In the case in hand, the complainants were creditors when the conveyance was made and they continued to be up to the entry of judgment.' There was always, during the intervening period, a debt owing- as great as that which existed at the time defendant conveyed. The debt, it is true, was from time to time increased and diminished, but it continued to be one debt, contained in one account and constituting a single cause of action. The situation was similar to that appearing in Whittington v. Jennings, 6 Sim. 493, a case in which a voluntary assignment, made under 'like circumstances, was avoided.

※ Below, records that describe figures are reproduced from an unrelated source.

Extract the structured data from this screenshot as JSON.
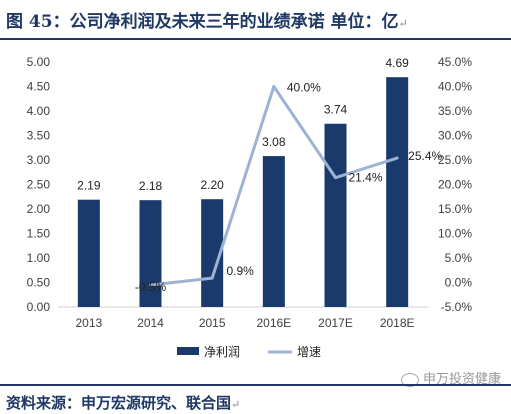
{
  "figure": {
    "title": "图 45：公司净利润及未来三年的业绩承诺 单位：亿",
    "source": "资料来源：申万宏源研究、联合国",
    "watermark": "申万投资健康",
    "return_mark": "↵"
  },
  "chart_data": {
    "type": "bar",
    "categories": [
      "2013",
      "2014",
      "2015",
      "2016E",
      "2017E",
      "2018E"
    ],
    "series": [
      {
        "name": "净利润",
        "type": "bar",
        "axis": "left",
        "color": "#1a3a6b",
        "values": [
          2.19,
          2.18,
          2.2,
          3.08,
          3.74,
          4.69
        ],
        "labels": [
          "2.19",
          "2.18",
          "2.20",
          "3.08",
          "3.74",
          "4.69"
        ]
      },
      {
        "name": "增速",
        "type": "line",
        "axis": "right",
        "color": "#9db3d3",
        "values": [
          null,
          -0.5,
          0.9,
          40.0,
          21.4,
          25.4
        ],
        "labels": [
          "",
          "-0.5%",
          "0.9%",
          "40.0%",
          "21.4%",
          "25.4%"
        ]
      }
    ],
    "y_left": {
      "min": 0,
      "max": 5,
      "step": 0.5,
      "ticks": [
        "0.00",
        "0.50",
        "1.00",
        "1.50",
        "2.00",
        "2.50",
        "3.00",
        "3.50",
        "4.00",
        "4.50",
        "5.00"
      ]
    },
    "y_right": {
      "min": -5,
      "max": 45,
      "step": 5,
      "ticks": [
        "-5.0%",
        "0.0%",
        "5.0%",
        "10.0%",
        "15.0%",
        "20.0%",
        "25.0%",
        "30.0%",
        "35.0%",
        "40.0%",
        "45.0%"
      ]
    },
    "grid": false,
    "legend": "bottom"
  }
}
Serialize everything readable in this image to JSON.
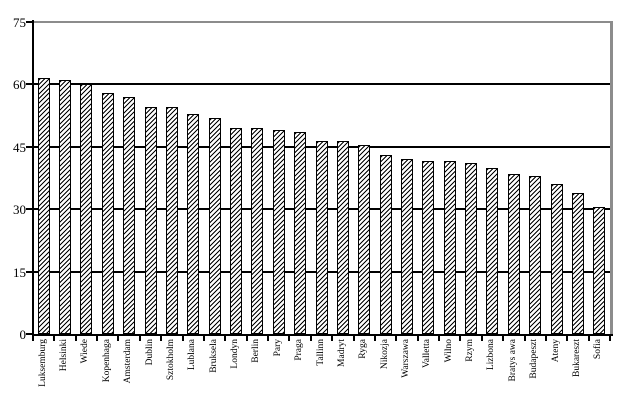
{
  "chart_data": {
    "type": "bar",
    "title": "",
    "xlabel": "",
    "ylabel": "",
    "categories": [
      "Luksemburg",
      "Helsinki",
      "Wiede",
      "Kopenhaga",
      "Amsterdam",
      "Dublin",
      "Sztokholm",
      "Lublana",
      "Bruksela",
      "Londyn",
      "Berlin",
      "Pary",
      "Praga",
      "Tallinn",
      "Madryt",
      "Ryga",
      "Nikozja",
      "Warszawa",
      "Valletta",
      "Wilno",
      "Rzym",
      "Lizbona",
      "Bratys awa",
      "Budapeszt",
      "Ateny",
      "Bukareszt",
      "Sofia"
    ],
    "values": [
      61.5,
      61,
      60,
      58,
      57,
      54.5,
      54.5,
      53,
      52,
      49.5,
      49.5,
      49,
      48.5,
      46.5,
      46.5,
      45.5,
      43,
      42,
      41.5,
      41.5,
      41,
      40,
      38.5,
      38,
      36,
      34,
      30.5
    ],
    "ylim": [
      0,
      75
    ],
    "y_ticks": [
      0,
      15,
      30,
      45,
      60,
      75
    ],
    "grid": "horizontal black gridlines at each y tick",
    "legend": "none",
    "x_label_rotation": "90 degrees, reading bottom to top",
    "bar_style": "white bars with black border and black diagonal hatch pattern",
    "colors": {
      "bar_border": "#000000",
      "bar_hatch": "#000000",
      "bar_background": "#ffffff",
      "gridline": "#000000",
      "axis": "#000000",
      "plot_frame": "#8c8c8c",
      "background": "#ffffff",
      "text": "#000000"
    }
  }
}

The case in hand differs from Severs v. Dodson, in the controlling circumstance that there, there was a contingent liability and not an existing debt. Chief-Justice Beasley said that the conclusive presumption obtained only when the conveyance was made by one indebted. In the case in hand it was so made. It was, therefore, voidable at the time. As the debt persisted until judgment, although the items of which it was composed underwent change, it would seem more reasonable to apply the rule of Haston v. Castner than that of Severs v. Dodson. To apply 'the latter rule would be putting the rule as to application of payments to a very unwarrantable use.

It is argued that the partial payments were made with reference to particular items. I fail to see that it makes any difference, as far as the present question is concerned, whether the payments exactly equaled the items or overpaid them. In either case a part of the whole debt remained.